What would the minimum work function for a metal have to be for visible light (380-750 nm) to eject photoelectrons?

Short Answer

Expert verified
The minimum work function must be less than 3.26 eV.

Step by step solution

01

Understand the Problem

The problem is asking for the minimum work function needed for photoelectrons to be ejected by visible light. This involves the photoelectric effect, where light must have enough energy, given by the photon's energy, to overcome the work function of the metal.
02

Identify Key Formulas

The energy of a photon is given by the formula \( E = \frac{hc}{\lambda} \), where \( h \) is Planck's constant (\(6.626 \times 10^{-34} \text{ J s}\)), \( c \) is the speed of light (\(3 \times 10^8 \text{ m/s}\)), and \( \lambda \) is the wavelength of light.
03

Calculate the Maximum Photon Energy

For the shortest wavelength of visible light (380 nm), the energy of the photon is maximum.

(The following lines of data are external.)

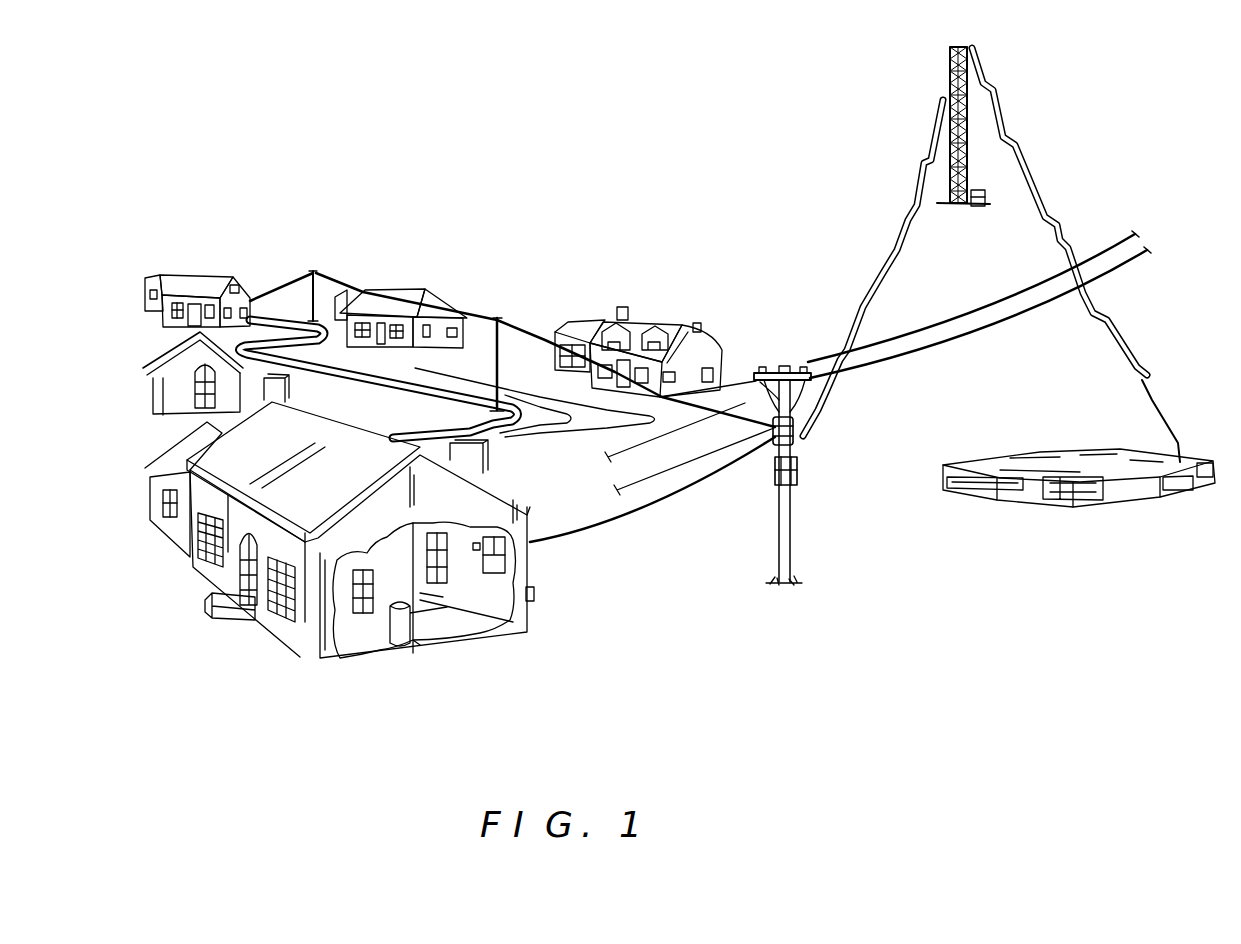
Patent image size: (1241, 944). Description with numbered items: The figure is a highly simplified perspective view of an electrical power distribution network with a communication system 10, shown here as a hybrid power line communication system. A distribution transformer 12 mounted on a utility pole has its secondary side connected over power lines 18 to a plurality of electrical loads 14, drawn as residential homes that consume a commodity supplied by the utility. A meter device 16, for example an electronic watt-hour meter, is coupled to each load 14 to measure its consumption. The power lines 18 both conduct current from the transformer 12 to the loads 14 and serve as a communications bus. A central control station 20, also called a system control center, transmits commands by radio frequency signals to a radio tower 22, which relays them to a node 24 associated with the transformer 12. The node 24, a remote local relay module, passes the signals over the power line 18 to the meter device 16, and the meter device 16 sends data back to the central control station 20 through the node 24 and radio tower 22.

The communication system 10 is at (1098, 150).
The distribution transformer 12 is at (771, 431).
The electrical load 14 is at (210, 277).
The meter device 16 is at (697, 325).
The power line 18 is at (522, 328).
The central control station 20 is at (1040, 458).
The radio tower 22 is at (967, 173).
The node 24 is at (799, 471).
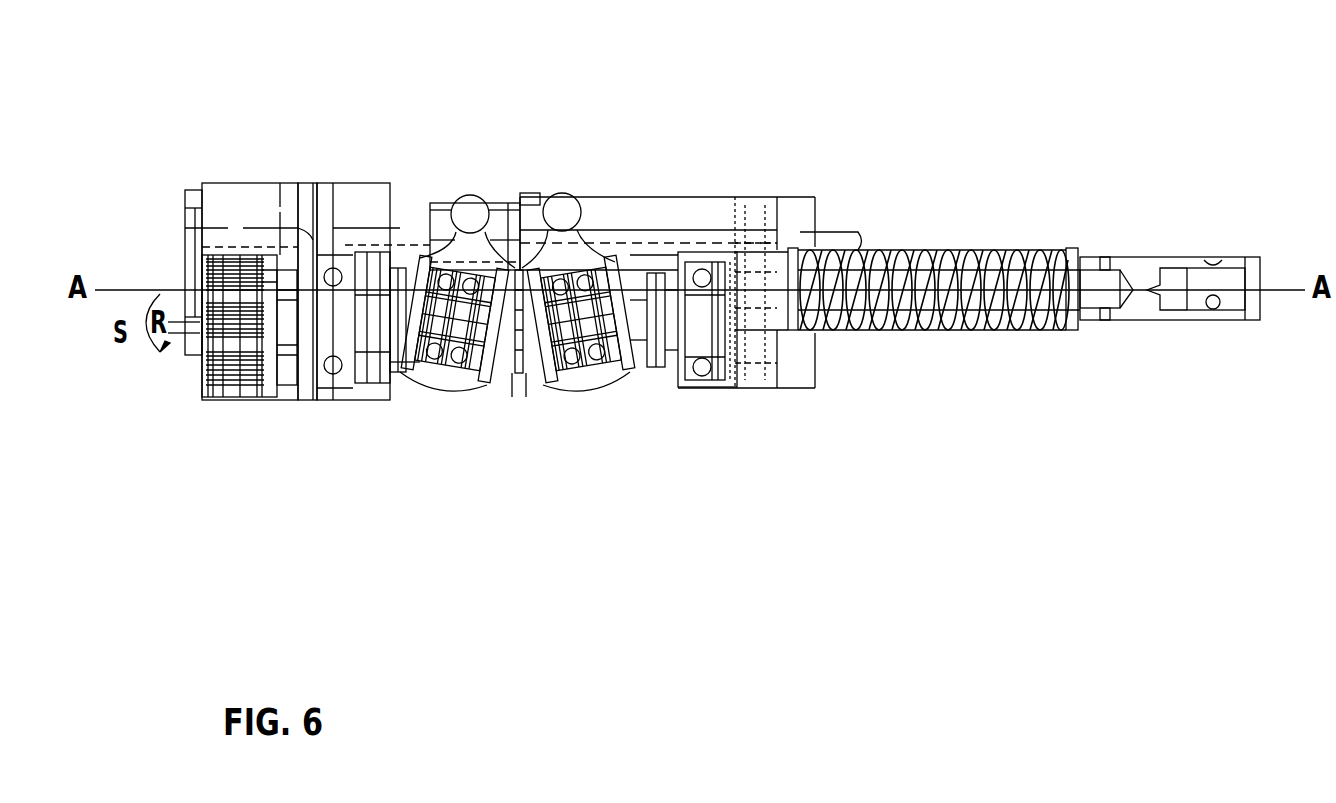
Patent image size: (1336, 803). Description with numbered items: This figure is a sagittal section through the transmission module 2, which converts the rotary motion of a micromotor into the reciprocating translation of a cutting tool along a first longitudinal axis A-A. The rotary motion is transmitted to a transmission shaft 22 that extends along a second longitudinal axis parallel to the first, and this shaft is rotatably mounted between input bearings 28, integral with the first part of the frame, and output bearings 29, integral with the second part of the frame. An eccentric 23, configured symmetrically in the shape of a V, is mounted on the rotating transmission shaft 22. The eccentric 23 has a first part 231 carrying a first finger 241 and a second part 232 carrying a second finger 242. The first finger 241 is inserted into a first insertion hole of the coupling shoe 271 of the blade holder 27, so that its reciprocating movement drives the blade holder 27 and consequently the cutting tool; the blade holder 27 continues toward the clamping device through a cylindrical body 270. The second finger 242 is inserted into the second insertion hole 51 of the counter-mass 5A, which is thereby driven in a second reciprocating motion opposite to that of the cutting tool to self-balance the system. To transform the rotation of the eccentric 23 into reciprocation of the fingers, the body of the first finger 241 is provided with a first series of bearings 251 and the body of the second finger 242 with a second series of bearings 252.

The transmission module 2 is at (247, 193).
The transmission shaft 22 is at (287, 393).
The input bearings 28 is at (327, 393).
The second part of the eccentric 232 is at (385, 390).
The second series of bearings 252 is at (452, 380).
The eccentric 23 is at (505, 380).
The first series of bearings 251 is at (608, 385).
The first part of the eccentric 231 is at (660, 380).
The output bearings 29 is at (703, 380).
The second finger 242 is at (463, 197).
The second insertion hole 51 is at (475, 197).
The section line 5A is at (508, 203).
The first finger 241 is at (567, 205).
The coupling shoe 271 is at (668, 205).
The blade holder 27 is at (818, 180).
The cylindrical body 270 is at (1038, 258).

Convert 380 nm to meters: \(380 \text{ nm} = 380 \times 10^{-9} \text{ m}\). Substitute into the equation: \( E = \frac{(6.626 \times 10^{-34})(3 \times 10^8)}{380 \times 10^{-9}}\). Calculate to find \( E \).
04

Solve for Minimum Work Function

The minimum work function must be equal to or less than the maximum photon energy calculated in Step 3. Convert the energy from Joules to electronvolts (1 eV = \(1.602 \times 10^{-19}\) J), to express the work function in eV. Compute the value.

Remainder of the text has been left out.